Le vaste vol de données de 4 millions de fonctionnaires américains entamé en décembre dernier n’a été découvert en avril qu’à l’occasion d’une démonstration de produit d’enquête de sécurité.

Le bureau de gestion du personnel (OPM), l’administration en charge des fonctionnaires américains - leur paie, leur formation ou encore leur retraite - , a été victime d’un vaste piratage s’étant soldé par le vol des données personnelles de 4 millions de fonctionnaires. Certaines données remontent jusqu’en 1985.

L’intrusion dans le système d’information de l’OPM aurait commencé en décembre dernier pour être découverte au mois d’avril. Mais voilà, selon les sources du Wall Street Journal, cette découverte n’est pas imputable à l’informatique de l’OPM, mais à CyTech Services.

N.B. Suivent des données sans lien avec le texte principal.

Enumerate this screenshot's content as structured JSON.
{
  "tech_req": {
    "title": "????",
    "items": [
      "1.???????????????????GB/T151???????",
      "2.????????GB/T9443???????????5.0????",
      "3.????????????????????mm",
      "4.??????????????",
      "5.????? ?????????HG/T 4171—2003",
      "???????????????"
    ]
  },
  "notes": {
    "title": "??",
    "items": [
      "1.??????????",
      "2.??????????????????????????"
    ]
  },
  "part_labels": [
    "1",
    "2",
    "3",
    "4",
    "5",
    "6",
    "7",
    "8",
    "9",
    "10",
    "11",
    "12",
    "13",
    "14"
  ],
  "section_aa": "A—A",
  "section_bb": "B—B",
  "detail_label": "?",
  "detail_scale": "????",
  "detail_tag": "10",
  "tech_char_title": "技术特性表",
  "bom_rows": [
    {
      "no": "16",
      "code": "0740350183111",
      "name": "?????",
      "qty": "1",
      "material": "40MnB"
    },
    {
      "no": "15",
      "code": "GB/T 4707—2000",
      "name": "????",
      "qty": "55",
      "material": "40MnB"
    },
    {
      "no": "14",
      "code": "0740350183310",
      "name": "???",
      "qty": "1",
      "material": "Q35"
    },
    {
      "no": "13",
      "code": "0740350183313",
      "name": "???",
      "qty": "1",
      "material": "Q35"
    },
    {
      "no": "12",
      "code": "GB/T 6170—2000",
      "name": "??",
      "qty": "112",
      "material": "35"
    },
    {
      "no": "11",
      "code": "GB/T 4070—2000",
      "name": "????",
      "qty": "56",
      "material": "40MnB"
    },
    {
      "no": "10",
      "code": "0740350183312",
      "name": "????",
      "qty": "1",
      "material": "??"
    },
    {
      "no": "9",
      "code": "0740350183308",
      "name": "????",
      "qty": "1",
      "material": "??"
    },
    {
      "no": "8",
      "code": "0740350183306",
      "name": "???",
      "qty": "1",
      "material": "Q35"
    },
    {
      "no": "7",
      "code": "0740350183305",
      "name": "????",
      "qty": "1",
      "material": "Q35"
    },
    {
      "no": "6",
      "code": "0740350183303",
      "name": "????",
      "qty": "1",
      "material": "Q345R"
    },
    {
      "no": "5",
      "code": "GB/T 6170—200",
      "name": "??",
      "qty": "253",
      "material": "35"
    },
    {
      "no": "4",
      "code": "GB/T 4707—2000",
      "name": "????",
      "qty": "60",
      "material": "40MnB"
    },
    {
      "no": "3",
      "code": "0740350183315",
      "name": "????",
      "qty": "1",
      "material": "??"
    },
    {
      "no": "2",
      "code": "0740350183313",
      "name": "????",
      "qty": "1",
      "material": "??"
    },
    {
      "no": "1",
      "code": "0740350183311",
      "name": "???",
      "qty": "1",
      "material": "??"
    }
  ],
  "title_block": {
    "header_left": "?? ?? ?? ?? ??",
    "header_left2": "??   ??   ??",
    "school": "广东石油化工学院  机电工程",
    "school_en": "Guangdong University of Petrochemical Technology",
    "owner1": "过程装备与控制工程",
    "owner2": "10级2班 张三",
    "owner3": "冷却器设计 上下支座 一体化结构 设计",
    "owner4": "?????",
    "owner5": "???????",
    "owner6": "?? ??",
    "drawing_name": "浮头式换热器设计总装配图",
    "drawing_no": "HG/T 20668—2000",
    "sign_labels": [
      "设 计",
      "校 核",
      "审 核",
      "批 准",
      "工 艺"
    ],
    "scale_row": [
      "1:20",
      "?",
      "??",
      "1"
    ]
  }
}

Et nos confrères d’expliquer que CyTech cherchait à la faire la démonstration de son produit CyFIR, destiné à l’investigation après incident de sécurité, quand au détour d’un diagnostique sur le réseau de l’OPM, « ils ont découvert l’activité d’un logiciel malveillant ». Mais contrairement aux affirmations initiales, la compromission n’aurait pas commencé en décembre 2014, mais il y a plus d’un an. Et les données personnelles dérobées semblent ne pas avoir été chiffrées.

Outre-Atlantique, cette attaque fait scandale et sème le doute sur la capacité du secteur public américain à protéger ses données. Quelques jours plus tôt, c’était le fisc américain qui reconnaissait s’être fait voler les données privées d’une centaine de milliers de contribuables. Et l’on pense bien sûr au cinglant camouflet infligé à la NSA par son ancien employé Edward Snowden…

Reste qu’il n’est pas rare que ce genre de découverte se fasse dans ce type de circonstances. En France, éditeurs et SSII ne sont pas avares d’histoires comparables. Et ce fut notamment le cas de Steria, lors du déploiement de ses outils de sécurité Palo Alto Networks : « en une journée de test, nous avons détecté un logiciel malveillant qui n’a été détecté qu’un mois plus tard par les leaders du marché », racontait à la rédaction Frédéric Sangiorgio, directeur de programme à la division Network Services de la SII, en décembre 2013.